Dalam Ijin Markus 7:22 , Yesus menggunakan istilah "tak bernalar" atau "bebal" untuk menyebut orang yang bodoh. Namun aktivis kiri pendukung Ganjar yang bodoh tak tepat bila disebut "tak bernalar" atau bebal, tetapi lebih tepat disebut sebagai mengalami "keterbelakangan berpikir." Orang yang "tak bernalar" maupun "bebal" masih bisa diajar, tapi orang yang mengalami "keterbelakangan berpikir" tidak bisa diapa-apain lagi. Sudah dari sononya. Semacam orang yang mengalami "keterbelakangan mental". Maka aktivis kiri pendukung Ganjar yang mengalami "kertebelakangan berpikir" disarankan oleh Nietzsche untuk amor fati (cintailah takdirmu).

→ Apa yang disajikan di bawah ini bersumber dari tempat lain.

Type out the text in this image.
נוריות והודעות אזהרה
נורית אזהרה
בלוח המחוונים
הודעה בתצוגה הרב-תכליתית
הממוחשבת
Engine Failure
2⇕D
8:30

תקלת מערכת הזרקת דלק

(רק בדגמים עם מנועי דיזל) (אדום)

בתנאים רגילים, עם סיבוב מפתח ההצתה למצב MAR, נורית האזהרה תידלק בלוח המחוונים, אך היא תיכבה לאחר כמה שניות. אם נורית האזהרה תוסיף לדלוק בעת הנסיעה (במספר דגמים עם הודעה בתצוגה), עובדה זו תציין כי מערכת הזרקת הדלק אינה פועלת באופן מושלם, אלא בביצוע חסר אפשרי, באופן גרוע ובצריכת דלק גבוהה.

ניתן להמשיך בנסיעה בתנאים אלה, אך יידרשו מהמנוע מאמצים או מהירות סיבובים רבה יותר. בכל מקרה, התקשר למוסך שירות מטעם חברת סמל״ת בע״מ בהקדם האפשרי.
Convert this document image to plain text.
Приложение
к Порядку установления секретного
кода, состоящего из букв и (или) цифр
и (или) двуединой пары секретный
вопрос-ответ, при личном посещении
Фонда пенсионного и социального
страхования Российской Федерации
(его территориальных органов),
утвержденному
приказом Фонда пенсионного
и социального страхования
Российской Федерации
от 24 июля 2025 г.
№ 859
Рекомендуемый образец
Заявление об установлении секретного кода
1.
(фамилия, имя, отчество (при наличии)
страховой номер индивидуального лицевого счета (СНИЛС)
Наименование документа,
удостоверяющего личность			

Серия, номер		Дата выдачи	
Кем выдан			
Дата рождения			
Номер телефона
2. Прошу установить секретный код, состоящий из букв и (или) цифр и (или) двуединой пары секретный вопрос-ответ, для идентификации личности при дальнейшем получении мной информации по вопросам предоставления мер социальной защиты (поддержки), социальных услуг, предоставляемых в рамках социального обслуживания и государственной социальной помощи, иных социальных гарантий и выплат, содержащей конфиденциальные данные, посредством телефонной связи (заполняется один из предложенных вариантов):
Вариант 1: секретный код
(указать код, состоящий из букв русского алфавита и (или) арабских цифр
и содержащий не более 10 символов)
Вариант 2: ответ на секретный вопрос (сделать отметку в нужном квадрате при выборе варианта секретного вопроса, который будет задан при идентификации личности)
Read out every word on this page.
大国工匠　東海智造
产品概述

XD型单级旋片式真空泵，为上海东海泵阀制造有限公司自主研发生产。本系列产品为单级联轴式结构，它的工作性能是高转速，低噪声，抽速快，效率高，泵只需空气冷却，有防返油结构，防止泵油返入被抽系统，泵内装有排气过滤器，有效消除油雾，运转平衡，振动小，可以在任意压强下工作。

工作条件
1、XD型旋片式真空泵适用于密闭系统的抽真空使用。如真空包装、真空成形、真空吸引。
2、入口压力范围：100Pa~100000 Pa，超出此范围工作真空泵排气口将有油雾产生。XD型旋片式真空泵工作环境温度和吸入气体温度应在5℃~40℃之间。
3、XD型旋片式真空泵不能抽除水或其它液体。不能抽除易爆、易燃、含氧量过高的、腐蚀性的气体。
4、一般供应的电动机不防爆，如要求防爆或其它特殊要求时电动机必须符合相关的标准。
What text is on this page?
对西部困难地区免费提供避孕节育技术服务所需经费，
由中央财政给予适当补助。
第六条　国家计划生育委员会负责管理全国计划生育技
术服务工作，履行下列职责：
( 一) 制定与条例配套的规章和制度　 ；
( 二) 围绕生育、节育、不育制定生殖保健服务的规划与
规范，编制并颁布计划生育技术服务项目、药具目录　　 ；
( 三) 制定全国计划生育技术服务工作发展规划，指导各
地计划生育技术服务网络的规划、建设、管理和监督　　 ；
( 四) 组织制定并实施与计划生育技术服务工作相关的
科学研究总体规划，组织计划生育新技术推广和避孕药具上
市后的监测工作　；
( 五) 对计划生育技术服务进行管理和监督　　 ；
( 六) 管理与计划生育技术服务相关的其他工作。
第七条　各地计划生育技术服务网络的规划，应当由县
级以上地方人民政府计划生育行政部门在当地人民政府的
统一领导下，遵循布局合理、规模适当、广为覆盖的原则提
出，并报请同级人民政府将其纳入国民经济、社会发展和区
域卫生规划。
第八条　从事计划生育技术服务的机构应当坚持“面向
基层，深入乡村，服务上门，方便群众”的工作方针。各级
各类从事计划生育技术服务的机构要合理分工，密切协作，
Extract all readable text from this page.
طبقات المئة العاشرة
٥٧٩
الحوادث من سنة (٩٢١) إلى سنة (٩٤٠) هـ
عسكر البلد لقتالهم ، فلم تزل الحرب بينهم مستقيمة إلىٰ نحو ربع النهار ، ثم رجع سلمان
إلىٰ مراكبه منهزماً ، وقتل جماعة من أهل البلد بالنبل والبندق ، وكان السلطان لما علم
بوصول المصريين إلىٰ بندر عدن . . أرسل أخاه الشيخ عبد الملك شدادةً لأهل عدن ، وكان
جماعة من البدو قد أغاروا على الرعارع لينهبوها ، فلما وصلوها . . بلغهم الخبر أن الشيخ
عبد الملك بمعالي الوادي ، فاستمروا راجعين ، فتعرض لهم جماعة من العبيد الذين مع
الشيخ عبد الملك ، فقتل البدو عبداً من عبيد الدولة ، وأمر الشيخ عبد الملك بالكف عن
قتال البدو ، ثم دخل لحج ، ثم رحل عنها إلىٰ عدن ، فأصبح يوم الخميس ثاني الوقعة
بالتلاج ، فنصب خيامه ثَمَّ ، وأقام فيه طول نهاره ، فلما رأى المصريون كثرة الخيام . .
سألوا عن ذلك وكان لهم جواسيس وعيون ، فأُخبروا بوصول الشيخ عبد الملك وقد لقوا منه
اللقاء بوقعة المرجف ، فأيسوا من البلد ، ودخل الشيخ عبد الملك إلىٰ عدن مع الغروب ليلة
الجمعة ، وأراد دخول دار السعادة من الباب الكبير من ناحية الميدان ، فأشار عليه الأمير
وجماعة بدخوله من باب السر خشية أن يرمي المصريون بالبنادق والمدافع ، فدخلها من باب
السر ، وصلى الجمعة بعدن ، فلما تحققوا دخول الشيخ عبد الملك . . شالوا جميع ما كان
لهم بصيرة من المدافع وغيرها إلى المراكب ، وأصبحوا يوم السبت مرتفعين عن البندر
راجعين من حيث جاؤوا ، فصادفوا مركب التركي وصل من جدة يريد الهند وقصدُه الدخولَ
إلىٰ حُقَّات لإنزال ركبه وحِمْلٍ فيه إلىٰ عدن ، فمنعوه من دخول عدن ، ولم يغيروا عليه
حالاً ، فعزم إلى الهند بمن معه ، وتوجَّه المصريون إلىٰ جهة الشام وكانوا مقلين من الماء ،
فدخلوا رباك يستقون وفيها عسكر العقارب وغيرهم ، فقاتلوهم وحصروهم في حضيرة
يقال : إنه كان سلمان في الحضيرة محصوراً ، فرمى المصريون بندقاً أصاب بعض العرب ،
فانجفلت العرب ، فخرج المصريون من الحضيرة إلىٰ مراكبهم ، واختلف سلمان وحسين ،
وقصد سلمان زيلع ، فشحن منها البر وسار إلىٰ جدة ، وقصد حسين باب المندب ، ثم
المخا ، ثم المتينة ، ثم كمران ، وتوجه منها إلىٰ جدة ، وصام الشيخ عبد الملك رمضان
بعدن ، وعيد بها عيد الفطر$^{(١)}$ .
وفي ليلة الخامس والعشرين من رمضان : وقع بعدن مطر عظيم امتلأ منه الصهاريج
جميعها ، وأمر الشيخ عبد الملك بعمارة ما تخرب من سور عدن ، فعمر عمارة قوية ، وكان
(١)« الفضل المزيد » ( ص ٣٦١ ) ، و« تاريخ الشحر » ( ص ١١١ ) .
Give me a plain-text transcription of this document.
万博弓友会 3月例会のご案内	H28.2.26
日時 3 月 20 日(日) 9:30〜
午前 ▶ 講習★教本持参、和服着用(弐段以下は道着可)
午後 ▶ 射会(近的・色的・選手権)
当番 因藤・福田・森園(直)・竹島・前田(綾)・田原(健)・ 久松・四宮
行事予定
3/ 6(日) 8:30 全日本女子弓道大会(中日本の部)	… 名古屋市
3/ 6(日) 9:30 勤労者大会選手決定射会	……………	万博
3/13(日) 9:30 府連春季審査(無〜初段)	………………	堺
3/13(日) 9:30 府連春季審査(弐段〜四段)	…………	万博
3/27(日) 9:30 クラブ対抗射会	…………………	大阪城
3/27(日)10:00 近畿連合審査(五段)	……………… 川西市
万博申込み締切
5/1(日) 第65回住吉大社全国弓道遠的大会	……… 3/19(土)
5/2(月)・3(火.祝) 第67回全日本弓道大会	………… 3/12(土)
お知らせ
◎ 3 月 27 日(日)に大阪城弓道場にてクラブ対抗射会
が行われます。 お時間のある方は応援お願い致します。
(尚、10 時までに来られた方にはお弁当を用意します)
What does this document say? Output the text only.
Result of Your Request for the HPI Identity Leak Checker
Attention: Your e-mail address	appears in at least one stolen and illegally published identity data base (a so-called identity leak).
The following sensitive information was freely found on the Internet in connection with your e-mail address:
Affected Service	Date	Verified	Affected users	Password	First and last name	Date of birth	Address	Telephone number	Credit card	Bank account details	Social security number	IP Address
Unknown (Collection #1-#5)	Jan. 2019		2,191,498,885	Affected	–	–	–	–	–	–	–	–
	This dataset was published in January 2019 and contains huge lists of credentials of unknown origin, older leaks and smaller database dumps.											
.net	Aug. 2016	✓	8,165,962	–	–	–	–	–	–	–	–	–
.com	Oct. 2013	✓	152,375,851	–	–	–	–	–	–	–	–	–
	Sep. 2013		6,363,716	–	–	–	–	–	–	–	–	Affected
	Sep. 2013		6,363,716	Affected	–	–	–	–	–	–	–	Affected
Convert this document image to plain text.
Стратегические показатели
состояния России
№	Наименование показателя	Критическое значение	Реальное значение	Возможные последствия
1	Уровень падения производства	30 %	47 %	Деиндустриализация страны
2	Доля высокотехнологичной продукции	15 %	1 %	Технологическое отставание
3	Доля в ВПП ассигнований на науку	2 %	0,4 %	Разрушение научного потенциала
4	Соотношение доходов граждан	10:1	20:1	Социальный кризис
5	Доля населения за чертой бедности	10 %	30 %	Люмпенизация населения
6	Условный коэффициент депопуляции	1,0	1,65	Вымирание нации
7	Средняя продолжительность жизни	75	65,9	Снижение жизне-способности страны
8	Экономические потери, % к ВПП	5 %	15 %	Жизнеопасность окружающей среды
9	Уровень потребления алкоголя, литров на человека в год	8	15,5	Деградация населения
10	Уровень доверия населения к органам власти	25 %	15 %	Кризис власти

Aktivis kiri yang mendukung Ganjar bisa dikatakan mengalami retardasi mental. Apa itu? Yaitu gangguan intelektual dengan kemampuan intelegensi di bawah rata-rata, atau sering disebut disabilitas intelektual. Kemampuannya lebih banyak mengulang-ulang sesuatu. Gejala ini sangat ketara pada aktivis kiri mendukung Ganjar. Kemampuan mereka hanya mengulang-ulang isu orang hilang, neo orba atau demokrasi dikebiri. Salah satu pendukung Ganjar, sebut saja namanya Sindhu (bukan nama sebenarnya) menderita disabilitas intelektual yang bisa dikatakan akut. Ia hanya mengulang-ulang isu lama baik di kala terjaga, tertidur maupun saat menenggak ciu bekonang. Penyakit semacam ini tak ada obatnya.
Gejala lain dari disabilitas intelektual seperti yang dialami aktivis kiri pendukung Ganjar adalah paranoia. Ada semacam ketakutan pada masa lalu. Ketakutan ini sebetulnya tidak ada. Hanya semacam ilusi di kepala. Akibatnya, mereka hanya hidup di masa lalu. Tidak berani menatap masa depan.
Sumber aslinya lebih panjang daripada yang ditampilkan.